Can't you just solve for y(x) using the quadratic formula, then just plug-in a,b,c, r, s and t to get the graph?

Thhhhhank youuuu

It's just one of the Euclid's theorems in another form

Why do you need the a' b' c' triangle? You can do the same without it, pushing the ' edges to the large ones

Cool 😎 🆒️

I will be writting down this amazing identity!

The Exactly solution is Y(x) = -2log(x) + C when A = 0

This will follow even for a general triangle

Why do you need a' and b'? You can simply use x and y to reach the same conclusion: x/b=b/c, y/a=a/c, and x+y=c, which is Einstein's proof.

8:33 Clothing change 9:17 Good place to stop

just treat a, b and c as functions of some variable (say t) and take d/dt of both sides in the Pythagorean theorem.

I don't think you've done the spherical Pythagorean theorem yet. I think you should, it's very elegant yet relatively simple while not being fully intuitive at first.

Hi, 8:34 : the fastest hairdresser in the world!

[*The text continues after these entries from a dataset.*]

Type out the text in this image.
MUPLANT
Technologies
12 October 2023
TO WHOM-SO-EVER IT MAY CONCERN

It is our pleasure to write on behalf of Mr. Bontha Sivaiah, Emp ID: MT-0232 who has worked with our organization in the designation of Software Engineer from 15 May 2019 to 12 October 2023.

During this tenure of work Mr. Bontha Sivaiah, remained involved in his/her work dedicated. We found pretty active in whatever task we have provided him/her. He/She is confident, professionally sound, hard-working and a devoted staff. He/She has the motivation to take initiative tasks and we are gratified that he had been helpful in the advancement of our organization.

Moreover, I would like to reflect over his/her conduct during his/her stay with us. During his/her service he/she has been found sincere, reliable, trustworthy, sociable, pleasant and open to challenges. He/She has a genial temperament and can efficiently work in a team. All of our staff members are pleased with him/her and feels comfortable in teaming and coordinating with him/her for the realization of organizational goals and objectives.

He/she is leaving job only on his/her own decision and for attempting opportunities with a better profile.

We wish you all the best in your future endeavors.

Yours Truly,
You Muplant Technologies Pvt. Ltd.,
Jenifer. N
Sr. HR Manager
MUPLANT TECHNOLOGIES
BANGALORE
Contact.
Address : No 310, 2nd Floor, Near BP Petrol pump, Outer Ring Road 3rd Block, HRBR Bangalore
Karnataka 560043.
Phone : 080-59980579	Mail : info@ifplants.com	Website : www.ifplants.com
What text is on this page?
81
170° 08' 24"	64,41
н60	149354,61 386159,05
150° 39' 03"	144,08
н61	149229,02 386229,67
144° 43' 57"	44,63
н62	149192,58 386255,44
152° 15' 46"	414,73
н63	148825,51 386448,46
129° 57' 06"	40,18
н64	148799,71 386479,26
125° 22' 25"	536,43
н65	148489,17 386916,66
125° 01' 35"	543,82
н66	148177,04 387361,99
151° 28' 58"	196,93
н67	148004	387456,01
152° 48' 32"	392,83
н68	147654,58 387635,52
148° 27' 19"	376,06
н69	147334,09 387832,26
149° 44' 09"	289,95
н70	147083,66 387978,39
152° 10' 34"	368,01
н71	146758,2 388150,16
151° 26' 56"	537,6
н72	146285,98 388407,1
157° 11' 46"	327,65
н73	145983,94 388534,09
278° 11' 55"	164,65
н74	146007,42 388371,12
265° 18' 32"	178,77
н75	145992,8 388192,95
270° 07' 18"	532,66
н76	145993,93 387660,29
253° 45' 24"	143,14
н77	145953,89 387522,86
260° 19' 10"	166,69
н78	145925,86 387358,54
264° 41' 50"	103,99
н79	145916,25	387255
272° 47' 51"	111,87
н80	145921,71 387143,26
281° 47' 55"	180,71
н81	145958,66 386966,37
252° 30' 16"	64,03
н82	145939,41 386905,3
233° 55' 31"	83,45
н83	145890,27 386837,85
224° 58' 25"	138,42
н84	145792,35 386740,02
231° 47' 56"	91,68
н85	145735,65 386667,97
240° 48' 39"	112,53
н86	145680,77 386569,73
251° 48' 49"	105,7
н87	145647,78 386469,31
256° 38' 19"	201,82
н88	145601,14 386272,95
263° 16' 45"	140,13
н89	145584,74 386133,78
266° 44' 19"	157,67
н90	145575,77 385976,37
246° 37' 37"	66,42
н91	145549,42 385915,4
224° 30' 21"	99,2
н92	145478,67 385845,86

So how can we even be certain that the alternating harmonic converges to ln(2) then?

the way I finished the proof was to note that a/a’ = b/b’ = c/c’, so you can multiply aa’*a/a’ = a^2, and same for the other two

Now do it again on the hyperbolic plane. 🙂

In fact it doesn't matter if you use radians or degrees - so long as everything is kept in terms of sin(x), cos(x) or tan(x). When the angle itself starts to appear in the equations as a variable in its own right, that's when you need to start switching.

Question: why go to the trouble of making the a'-b'-c' triangle? Just draw the perpendicular from the right angle to the hypotenuse and do the same math. If the perpendicular has length d, then you have a triangle with sides a b c, one with sides d y b, and one with sides x d a, all similar, so a/c = x/a, b/c = y/b, then cross multiply to get a^2 = cx and b^2 = cy, then add them together to get a^2 + b^2 = c(x + y) = c^2, which is the exact same logic that you did. No need for the a' b' c' thing. I believe this proof was known in antiquity (I've heard that it was the proof used by the Pythagoreans themselves, but I don't know if that's actually true).

I did not see it coming, feeling so stupid

Very beautiful proof.

Well to be precise we need to prove that x+y=c’. In other words that the end of perpendicular is exactly on the edge of the triangle

boy what the hell is on your shirt

I like those color contrast. Interesting video though!